Public Accommodations:
An African American family secured accommodations at a hotel. Unplanned, the family decided to stay an additional night at the hotel. The father advised hotel management of this intent and also advised them that he would pay the additional night’s stay the following morning at check-out. The family’s entire stay was secured by cash, and on that basis, advance payment was required. However, this was not communicated to the father from the front desk, and later that day, the hotel management took steps to remove the family from the room and the premises. After the incident, the father filed a complaint of racial discrimination because the hotel’s abrupt and sudden handling of the case appeared to him to be racially motivated. Although it was determined that the hotel was following policy for cash payment and had done so consistently, the hotel settled with the complainant for $5,000.

Fair Housing:
A husband and wife sought an apartment to rent. The husband is of Hispanic descent. Although the landlord presented several reasons for denying the couple of the opportunity to rent the apartment, it was apparent from statements made (“those people” . . . are “from God knows where”) that the reason for denial was an unlawful act of national origin discrimination. A determination was made to that effect. However, the parties resolved the matter by the landlord’s paying $2,450 in damages to the couple.

Title VII:
Complainant, an African American female, who was employed by a school district as a sign language interpreter for deaf students, was demoted and received a commensurate cut in pay when the district determined that she did not pass a test for her job function. Respondent argued that complainant’s position was misclassified in error and that the reclassification to teacher’s assistant was more descriptive of her job. A determination was made that the complainant had performed her job as an interpreter as well as two of her White peers, and in fact the three of them often substituted or stood in for one another based on need or scheduling conflicts. The district could not produce evidence that the two White interpreters had undergone testing. The case went to conciliation, through which complainant was awarded back pay at the rate of an interpreter and also recovered the contributions to her life insurance and pension benefits that would have accrued to her if her pay had not been reduced.
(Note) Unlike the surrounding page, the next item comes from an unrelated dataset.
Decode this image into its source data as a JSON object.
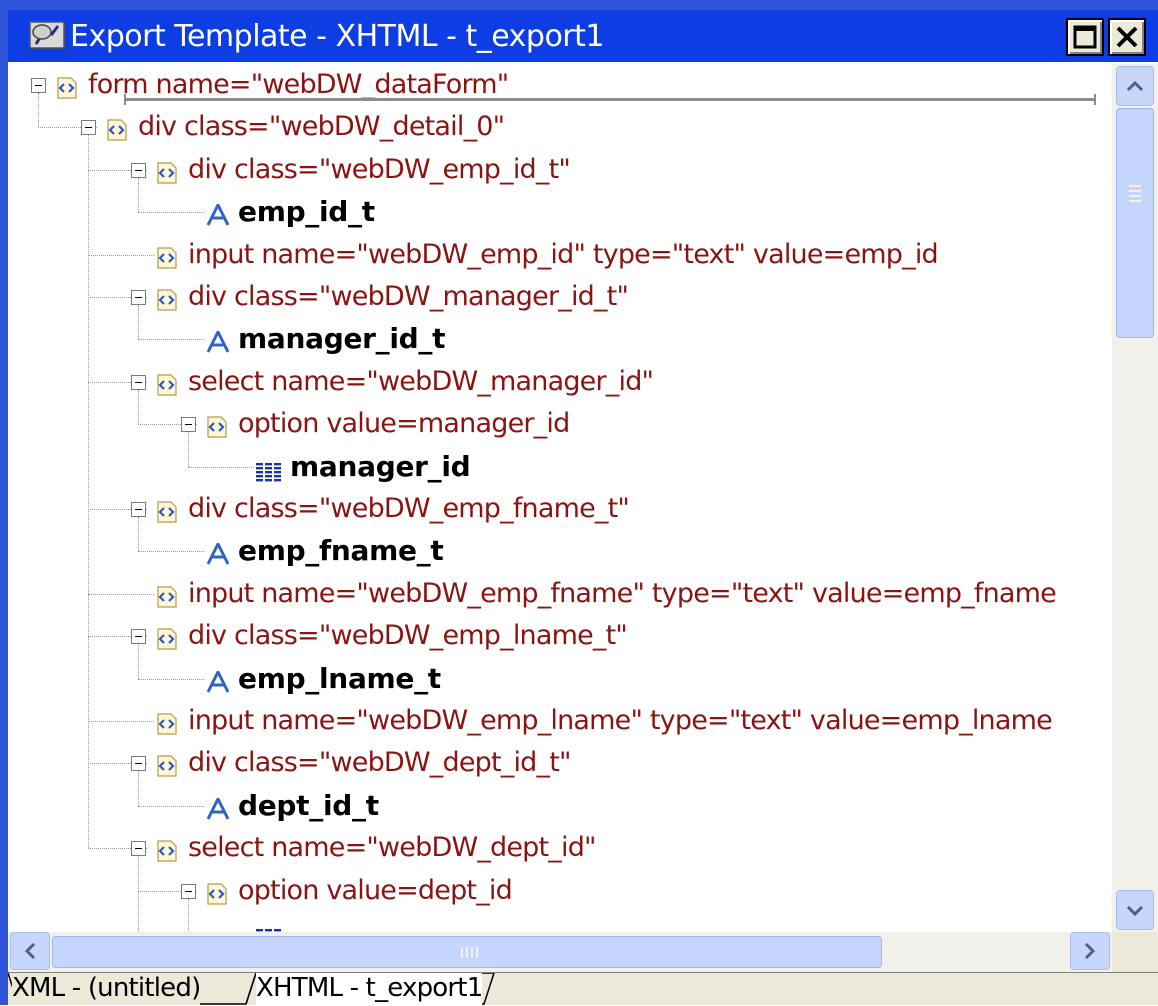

94. South Carolina Project Notification Review System. Under federal executive orders, entities seeking federal assistance for projects and/or programs (construction and non-construction), submit proposals to the national contract office in Washington, D.C. Proposals are referred to the appropriate states for detailed review. SCHAC receives and reviews all proposals to ensure compliance with South Carolina guidelines.

Other Civil Rights Entities.

95. A non-profit organization, the South Carolina Indian Affairs Commission, exists in the state to provide leadership in helping to improve the lives of South Carolina’s Indian population. The organization’s goals include providing assistance, support, and resources to groups attempting to obtain state recognition; learning to use laws affecting illegal possession of American Indian artifacts, disturbances of cultural and burial sites and repatriation of American Indian human remains; and evaluating and publishing data from tribal needs assessment surveys.